Lava Jato pega armas de Temer

Lava Jato pega armas de Temer

PF apreendeu na casa do ex-presidente três revólveres e uma espingarda

Julia Affonso

28 de março de 2019 | 06h45

Armas de Temer; Foto: Reprodução

A Operação Descontaminação, desdobramento da Lava Jato, apreendeu quatro armas de fogo na casa do ex-presidente Michel Temer (MDB). A Polícia Federal identificou três revólveres – um Colt, um prateado e um calibre 22 –, e uma espingarda, além de munições intactas, sete de calibre 38 e 20 de calibre 22.

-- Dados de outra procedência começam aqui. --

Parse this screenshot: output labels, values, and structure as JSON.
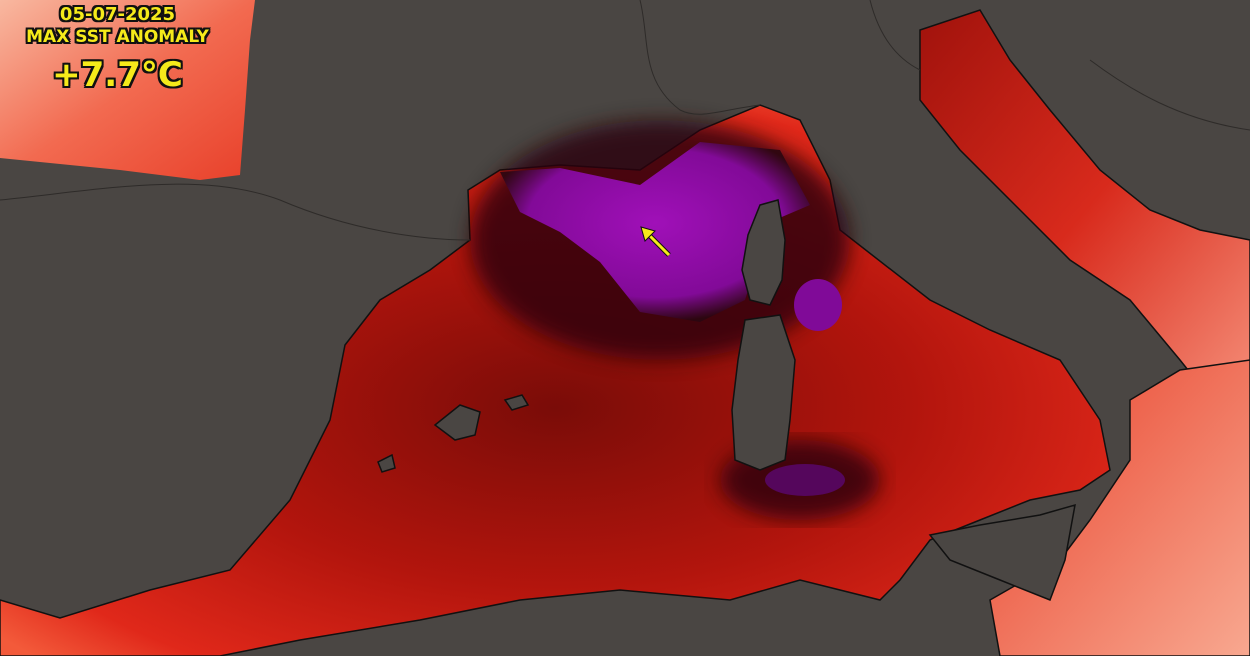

Temer foi preso no dia 21 quando saía de casa em São Paulo. O ex-presidente passou quatro dias recolhido na Superintendência da Polícia Federal do Rio em uma sala de 46m². Na segunda, 25, o desembargador Ivan Athié, do Tribunal Regional Federal da 2.ª Região (TRF-2) mandou soltar o emedebista e outros sete alvos da Descontaminação.

Na casa de Temer, a PF pegou pendrives, agendas, papeis manuscritos, fita cassete e celulares. Apreendeu ainda um ‘iPad de patrimônio da vice-presidência da República’ no escritório.

A Descontaminação investiga os crimes de corrupção, peculato e lavagem de dinheiro.

A Procuradoria da República apura pagamentos ilícitos que teriam sido feitos por determinação do empresário e delator José Antunes Sobrinho – ligado à empreiteira Engevix – para um esquema cuja liderança é atribuída a Michel Temer e também mira desvios de recursos da Eletronuclear para empresas indicadas por aliados do ex-presidente.

O Ministério Público Federal afirma que identificou um ‘sofisticado esquema’ de propina na contratação das empresas Argeplan, AF Consult Ltd e Engevix para a execução do contrato de projeto de engenharia eletromecânico 01 de Angra 3.

De acordo com a investigação, a Eletronuclear contratou a empresa AF Consult Ltd, que se associou às empresas AF Consult do Brasil e Engevix.

Participam da AF Consult do Brasil, segundo a Lava Jato, a finlandesa AF Consult Ltd e a Argeplan.

Os investigadores relatam que a AF Consult do Brasil e a Argeplan não tinham pessoal e expertise suficientes para a realização dos serviços e, por isso, houve a subcontratação da Engevix.

Durante o contrato, narra a operação, o coronel Lima solicitou ao sócio da empresa Engevix o pagamento de propina supostamente em benefício de Temer.

Os procuradores afirmam que houve pagamento de propina no final de 2014 com transferências totalizando R$ 1,091 milhão da empresa Alumi Publicidades para a PDA Projeto e Direção Arquitetônica, controlada pelo coronel Lima.

As investigações apontam que os pagamentos à AF Consult do Brasil envolveram o desvio de R$ 10,859 milhões, ‘tendo em vista que a referida empresa não possuía capacidade técnica, nem pessoal para a prestação dos serviços para os quais foi contratada’.